The command to create an inventory file is: “cinv”, the “-age” option is recommended, this allows you to create a file encrypted with SOPS.

Fenêtre de terminal
automation-cli cinv "[inventory yaml full path]" -age "[Your public age key]"

Exemple :

Fenêtre de terminal
automation-cli cinv "./inventory.yaml" -age "agexxxxxxxx"

Predefined YAML attributes in the internal template

NomTypeFonction
sshpkstringpath (absolute/relative) of SSH private key used to connect to hosts
sshpassstringSSH private key password
serverGroups.allArraylist of hosts as called by the -h option

Example of inventory

Host resolution by IP address

This scheme enables “automation-cli” to resolve host names into IP addresses.
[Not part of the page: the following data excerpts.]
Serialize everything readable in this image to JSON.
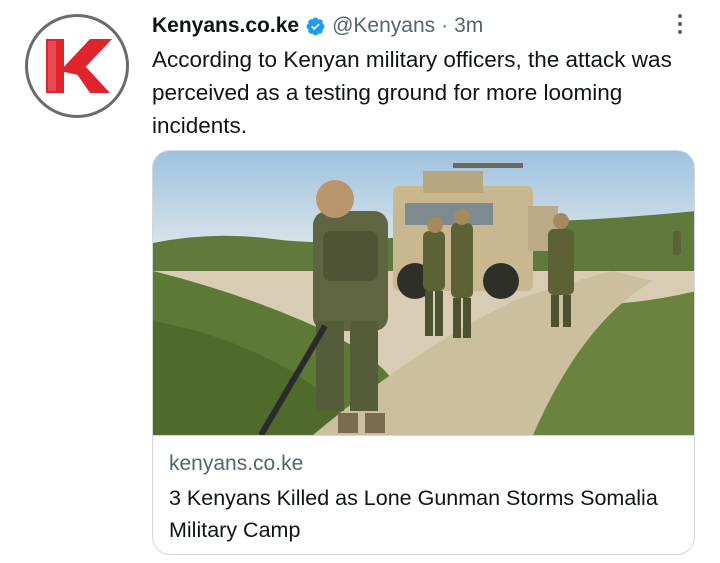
{
  "tweet": {
    "display_name": "Kenyans.co.ke",
    "handle": "@Kenyans",
    "separator": "·",
    "time": "3m",
    "text": "According to Kenyan military officers, the attack was perceived as a testing ground for more looming incidents.",
    "verified": true,
    "avatar_icon": "kenyans-logo-icon",
    "more_icon": "more-options-icon"
  },
  "card": {
    "image_description_icon": "photo",
    "domain": "kenyans.co.ke",
    "title": "3 Kenyans Killed as Lone Gunman Storms Somalia Military Camp"
  },
  "colors": {
    "brand_red": "#e0242b",
    "verified_blue": "#1d9bf0",
    "secondary_text": "#536471",
    "border": "#cfd9de"
  }
}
The operating mechanism is simple: the user defines the host(s) with the “-h” parameter. The “serverGroups” attribute is a tree structure, which can be browsed to resolve the IP address associated with a host. All “array” attributes are groups, used to organize hosts. If the final host is not referenced by an IP address, “automation-cli” will use the DNS resolution mechanism.

sshpk: "./sshkeys/maintenance"
sshpass: "mysupersecret"
serverGroups:
  all:
    - sgbdr
    - redis
    - localhost
  controlnode:
    - localhost
  sgbdr:
    - postgresql1
    - postgresql2
    - postgresql3
  redis:
    - redis1
    - redis2
    - redis3
  redis1: 172.28.10.1
  redis2: 172.28.10.2
  redis3: 172.28.10.3
  postgresql1: 172.28.50.1
  postgresql2: 172.28.50.1
  postgresql3: 172.28.50.1
  localhost: 127.0.0.1

Hosts are resolved by traversing the tree, with the last value acting as the “Endpoint”. Let’s take the ‘postgresql3’ server as an example. Run :

Fenêtre de terminal
automation run -h "postgresql3" -op "OP1" -i "/inventoryFile.yaml"

Execution reports will indicate that the operation was performed on ‘postgresql3’, SSH connections will be made to ‘172.28.50.1’. Note that execution reports always show the association ‘host requested by user’ and ‘host used for SSH connection’.